The direct democracy movement has dispatched emissaries to explore possible alliances with the country’s more traditional opposition parties ahead of parliamentary elections.
With surveys suggesting the ruling conservative coalition will find it hard to retain a majority, the prospect of a radically new political landscape emerging from the Oct. 29 vote can’t be dismissed.
“We want to work with parties that are willing to take on the systemic changes we think are important,” Smari McCarthy, a spokesman for the Pirate Party, said in an interview in Reykjavik last week.
Whether it’s promoting transparency through a new constitution, pushing for a referendum to shape the country’s relationship with the EU or deciding how to redistribute the profits from the island’s vast natural resources, the stakes couldn’t be higher.
Iceland’s election campaign also suggests economic success is no guarantee of electoral success. The two parties that form the government are struggling despite a booming economy fueled by record tourism arrivals and a major improvement in the reputation of the country’s financial sector.
The rise of Icelandic populism finds its roots in the financial crisis of 2008, when its three main bank collapsed under a mountain of debt, ushering in an era of capital controls. But it has accelerated following revelations in the Panama Papers that the country’s former premier, Sigmundur David Gunnlaugsson, held investments in offshore accounts along with his wife.
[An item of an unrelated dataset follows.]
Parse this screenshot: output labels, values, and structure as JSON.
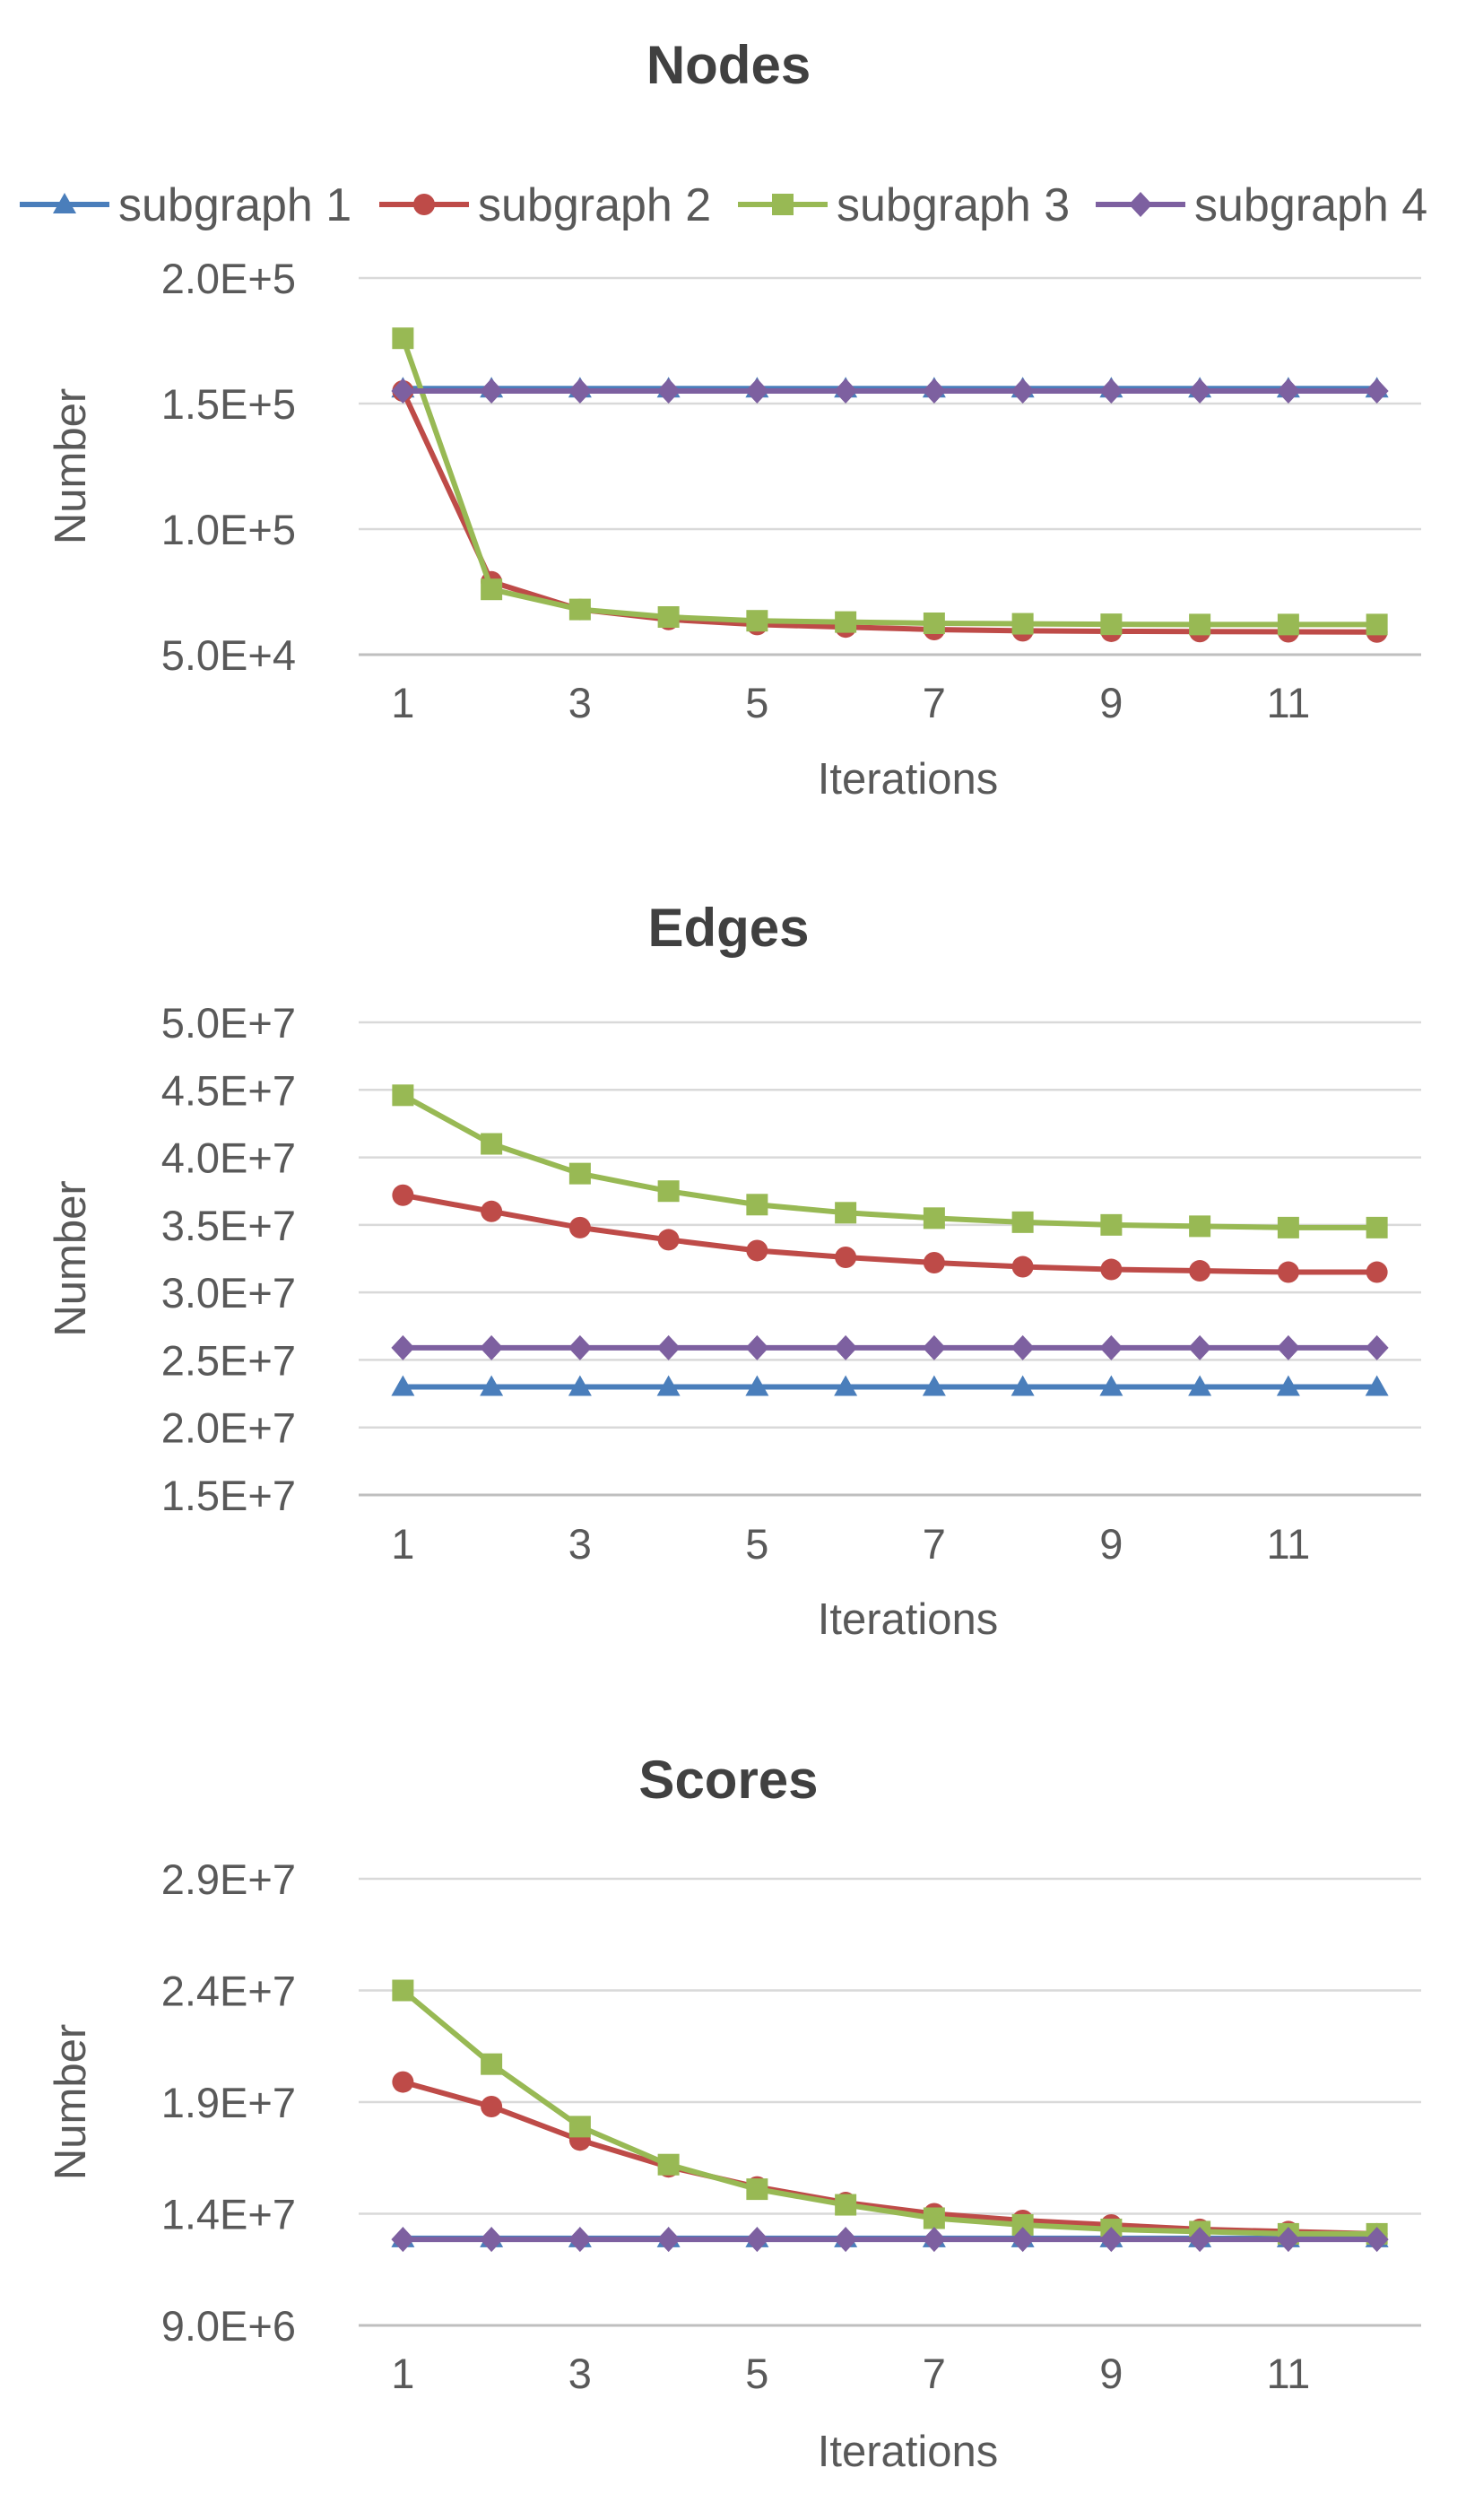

Gunnlaugsson was forced to resign, becoming the most high profile political casualty of the leak and forcing the government to call a snap election six months ahead of schedule. His Progressive Party is now polling at less than 9 percent, down from 24.4 percent in the latest election.
Icelandic voters that had already grown tired of the established order have since pledged support to groups like the Pirates, much like similar resentment toward the status quo has spurred the rise of Donald Trump in the U.S., the left-wing Podemos in Spain or the Five Star Movement of Italian comedian Beppe Grillo.
Once considered fringe material, Pirate policies such as the decriminalization of drugs are now being taken seriously by other opposition parties, particularly on the left of the political divide.
“We’ve been able to unite behind many different things” while working together in opposition, said Sigridur Ingibjorg Ingadottir, an economist and leading candidate for the Social Democratic Alliance. “My dream government would consist of the current opposition parties,” she said, hinting at a possible post-election deal with the Pirates.
The Left Greens, who are polling at about 19 percent — just under the Pirates’ 20.7 percent backing — are also open to a deal. We’ll cooperate with any party that’s prepared to “work toward social equality and justice in our society, as well as toward environmental and climate protection,” said Svandis Svavarsdottir, the party’s parliamentary whip.
Both the Pirates and the Greens fiercely oppose the conservative Independence Party, which has been ruling the country with the Progressive Party since the 2013 election.
Two other opposition parties that back changes to Iceland’s constitution and are sympathetic to the Pirates’ calls for an EU referendum are Bright Future and Revival. The north Atlantic nation applied for membership back in 2009, but the outgoing government scrapped the bid, leaving Iceland as a member of the European Economic Area.
Voters rooting for a Pirate government are also being promised more free health care, a crackdown on corruption and more taxes for multinationals like Rio Tinto and Alcoa.
According to Eirikur Bergmann, a political science professor at Bifrost University, the rise of the Pirates and the emergence of new parties such as Revival, an offshoot of the Independence Party, make predicting the election’s outcome a daunting task.
“Although the economy has recovered well since 2008,” Bergmann said, “there’s still a lot of disbelief in politicians in Iceland, which makes it harder to say how things will turn out.”